The UK Government has issued both statutory and non-statutory rules on how landlords and tenants, either commercial or residential, have to negotiate tenancy agreements and to express any stringent conditions under which tenants find themselves struggling to pay rent. A separate leeway, debated among practitioners, is reliance on the doctrine of frustration or a form of force majeure, to resist the obligation to pay rent. This would depend primarily on whether the agreement includes a force majeure clause, broad enough for a court to rule that a pandemic is within the clause’s scope as an ‘extraordinary event’, and a cause for frustration of the contract.
Another relevant issue at this instance, is property investment and valuation, as the case is that the unprecedented market uncertainty has caused major property investment funds to freeze their assets or sell, as seen with Land Securities previously mentioned. Rental valuations are usually undertaken through the use of a comparable valuation method, whose absence means that valuers have to find ways to transact and trade in a world where there are no direct comparables.
A suggested solution to valuation issues has been an adoption of turnover or profit-sharing rent, which may be suitable for a tenant who has been able to resume work or trading to some extent, despite the economic pitfalls brought about by the pandemic.
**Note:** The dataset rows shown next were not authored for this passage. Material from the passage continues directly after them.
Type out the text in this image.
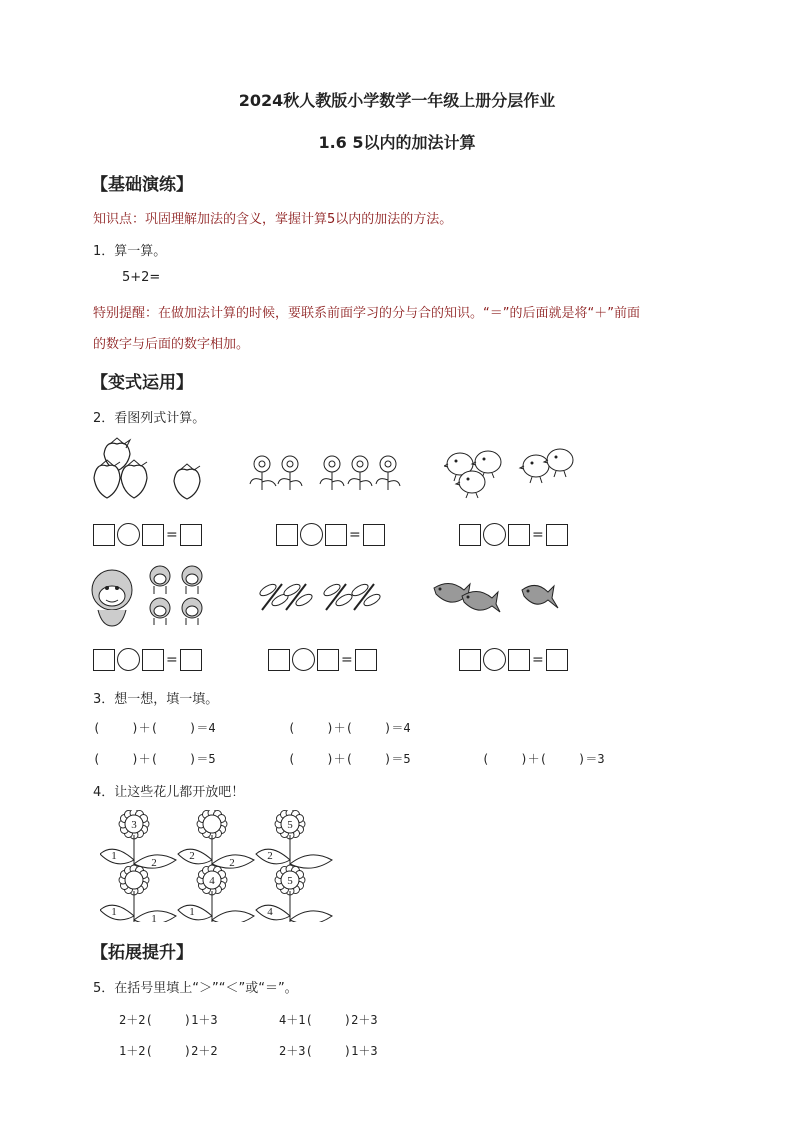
2024秋人教版小学数学一年级上册分层作业
1.6 5以内的加法计算
【基础演练】
知识点：巩固理解加法的含义，掌握计算5以内的加法的方法。
1．算一算。
5+2=
特别提醒：在做加法计算的时候，要联系前面学习的分与合的知识。“＝”的后面就是将“＋”前面
的数字与后面的数字相加。
【变式运用】
2．看图列式计算。
=	=	=
=	=	=
3．想一想，填一填。
(　　 )＋(　　 )＝4	(　　 )＋(　　 )＝4
(　　 )＋(　　 )＝5	(　　 )＋(　　 )＝5	(　　 )＋(　　 )＝3
4．让这些花儿都开放吧！
3
1
2
2
2
5
2
1
1
4
1
5
4
【拓展提升】
5．在括号里填上“＞”“＜”或“＝”。
2＋2(　　 )1＋3	4＋1(　　 )2＋3
1＋2(　　 )2＋2	2＋3(　　 )1＋3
In such a scenario, the parties will be able to share the benefit of the funds by opting for a turnover rent rather than a fixed rent reserved by the agreement. This would primarily depend on commercial negotiation. This solution does face some uncertainty, as it would require the court to determine rent by reference to a formula as opposed to the process of valuation. What is certain, however, is that payment concessions in the form of reductions and rent deferrals will be fertile sources for future disputes.
What the future of the market looks like
Realistically speaking, reshaping the structure of cities to such a fundamental level may not be viable simply because rural infrastructure cannot accommodate a mass movement of people out of cities. Predictions that high-rise buildings will shrink or disappear have been deemed unfounded. The takeaway point is that, whilst Covid-19 has disrupted the pace of working, buildings will nonetheless adapt, employ technology, and restructure their layouts to meet the demand of the people who live and work within them.